Im Unterschied zur HRT, bei der zu den körpereigenen Hormonen identische Hormone eingesetzt werden, sind die anderen genannten Therapieoptionen hormonfrei. Bei der Auswahl einer geeigneten Therapie sollten Sie darauf achten, dass Sie sich mit der Art der Behandlung wohlfühlen.

Wichtig für Sie: Keine Behandlung ersetzt das Arztgespräch! Als Grund für die Beschwerden sollten zunächst mögliche andere Ursachen ausgeschlossen werden.

Phytotherapie mit Extrakten der Traubensilberkerze

Die Phytotherapie oder auch Pflanzenmedizin basiert als Bestandteil der Schulmedizin auf wissenschaftlichen Erkenntnissen.
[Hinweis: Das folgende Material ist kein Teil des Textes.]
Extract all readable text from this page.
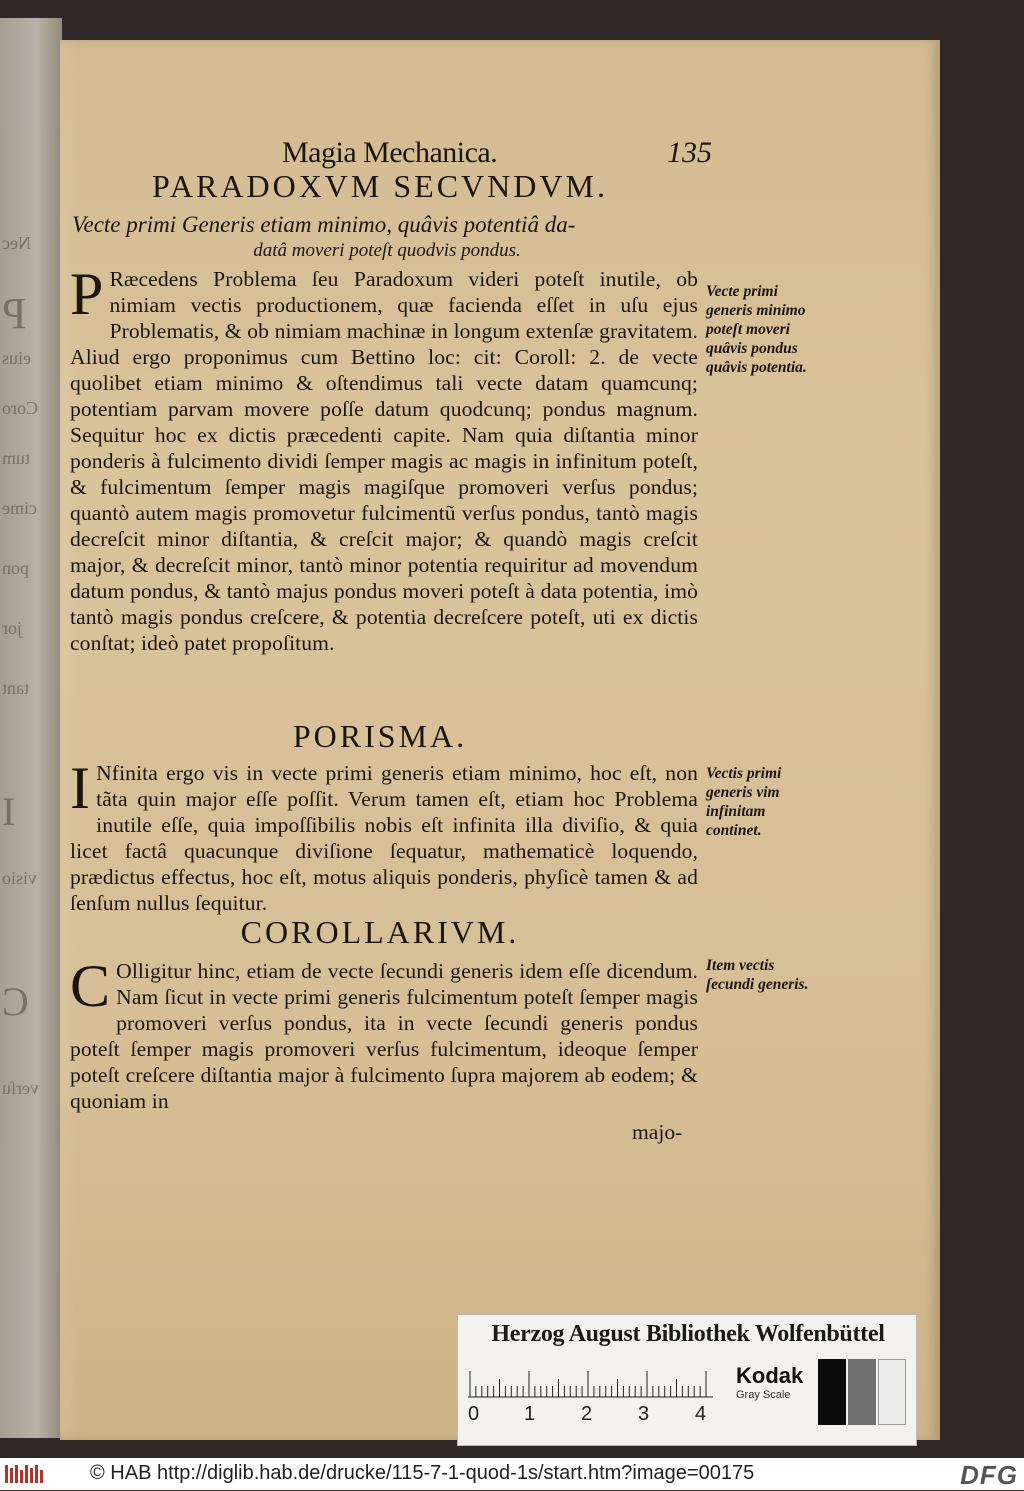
Nec
P
eius
Coro
tum
cime
pon
jor
tant
I
visio
C
verſu
Magia Mechanica.	135
PARADOXVM SECVNDVM.
Vecte primi Generis etiam minimo, quâvis potentiâ da-
datâ moveri poteſt quodvis pondus.
P Ræcedens Problema ſeu Paradoxum videri poteſt inutile, ob nimiam vectis productionem, quæ facienda eſſet in uſu ejus Problematis, & ob nimiam machinæ in longum extenſæ gravitatem. Aliud ergo proponimus cum Bettino loc: cit: Coroll: 2. de vecte quolibet etiam minimo & oſtendimus tali vecte datam quamcunq; potentiam parvam movere poſſe datum quodcunq; pondus magnum. Sequitur hoc ex dictis præcedenti capite. Nam quia diſtantia minor ponderis à fulcimento dividi ſemper magis ac magis in infinitum poteſt, & fulcimentum ſemper magis magiſque promoveri verſus pondus; quantò autem magis promovetur fulcimentũ verſus pondus, tantò magis decreſcit minor diſtantia, & creſcit major; & quandò magis creſcit major, & decreſcit minor, tantò minor potentia requiritur ad movendum datum pondus, & tantò majus pondus moveri poteſt à data potentia, imò tantò magis pondus creſcere, & potentia decreſcere poteſt, uti ex dictis conſtat; ideò patet propoſitum.
Vecte primi generis minimo poteſt moveri quâvis pondus quâvis potentia.
PORISMA.
I Nfinita ergo vis in vecte primi generis etiam minimo, hoc eſt, non tãta quin major eſſe poſſit. Verum tamen eſt, etiam hoc Problema inutile eſſe, quia impoſſibilis nobis eſt infinita illa diviſio, & quia licet factâ quacunque diviſione ſequatur, mathematicè loquendo, prædictus effectus, hoc eſt, motus aliquis ponderis, phyſicè tamen & ad ſenſum nullus ſequitur.
Vectis primi generis vim infinitam continet.
COROLLARIVM.
C Olligitur hinc, etiam de vecte ſecundi generis idem eſſe dicendum. Nam ſicut in vecte primi generis fulcimentum poteſt ſemper magis promoveri verſus pondus, ita in vecte ſecundi generis pondus poteſt ſemper magis promoveri verſus fulcimentum, ideoque ſemper poteſt creſcere diſtantia major à fulcimento ſupra majorem ab eodem; & quoniam in
Item vectis ſecundi generis.
majo-
Herzog August Bibliothek Wolfenbüttel
0 1 2 3 4
Kodak
Gray Scale
© HAB http://diglib.hab.de/drucke/115-7-1-quod-1s/start.htm?image=00175	DFG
Ihre Produkte werden deshalb nach denselben strengen Qualitätskriterien hergestellt und haben in der modernen Frauenmedizin mittlerweile einen festen Platz. Zwar ist die Phytotherapie generell hormonfrei, einige Präparate enthalten jedoch östrogenartig wirkende pflanzliche Substanzen, auch als Phytoöstrogene oder Phytohormone bezeichnet. Sie unterscheiden sich im Wirkmechanismus von Präparaten mit anderen, nicht hormonähnlich wirksamen Substanzen.

Weiterhin sind Phytotherapeutika nicht mit Nahrungsergänzungsmitteln zu verwechseln. Während im ersten Fall ganze Pflanzen oder Pflanzenteile verarbeitet werden, bestehen Nahrungsergänzungsmittel aus den als besonders wirksam erachteten Substanzen in teils hoher Konzentration. Nebenwirkungen sind für manche Inhaltsstoffe nicht hinreichend untersucht. Pflanzliche Arzneimittel enthalten jedoch zusätzliche wirksame Inhaltsstoffe, welche sich in ihrer Wirkung verstärken können.

Im Bereich der Phytotherapie werden insbesondere Produkte aus dem Wurzelextrakt der Traubensilberkerze (Cimicifuga racemosa) häufig eingesetzt. Seine lindernde Wirkung ist seit langem bekannt, bereits die nordamerikanischen Ureinwohner setzten das traditionelle Mittel bei Wechseljahresbeschwerden ein. Der genaue Wirkmechanismus ist nicht gänzlich bekannt. Eine den Östrogenen ähnliche Wirkung wird nach wie vor kontrovers diskutiert; mehrheitlich wird jedoch nicht von einem hormonähnlichen Effekt ausgegangen.

Dahingegen wird eine Wirkung auf Botenstoffe im zentralen Nervensystem vermutet. Wechseljahresbedingte Beschwerden, wie Hitzewallungen und Stimmungsschwankungen, werden gelindert. Unerwünschte Effekte auf Gebärmutterschleimhaut oder Brustgewebe treten hingegen nicht auf.

Weitere Heilpflanzen zur Behandlung von Wechseljahresbeschwerden
  • Salbei (Salvia officinalis) weist neben der antimikrobiellen auch eine schweißlindernde Wirkung auf.
  • Baldrian (Valeriana officinale) wirkt beruhigend und krampflösend bei Schlafstörungen und Schlaflosigkeit.
  • Johanniskraut (Hypericum perforatum) hilft als pflanzlicher Stimmungsaufheller bei psychischen Beschwerden.
  • Hopfenzapfen (Lupuli strobulus) hilft bei Schlafstörungen und innerer Unruhe, er wird häufig mit anderen beruhigenden Arzneipflanzen wie Baldrian verwendet.

Wichtig für Sie: Auch pflanzliche Medikamente können Neben- und Wechselwirkungen haben. Besprechen Sie Ihre Therapie deshalb mit Ihrem Frauenarzt.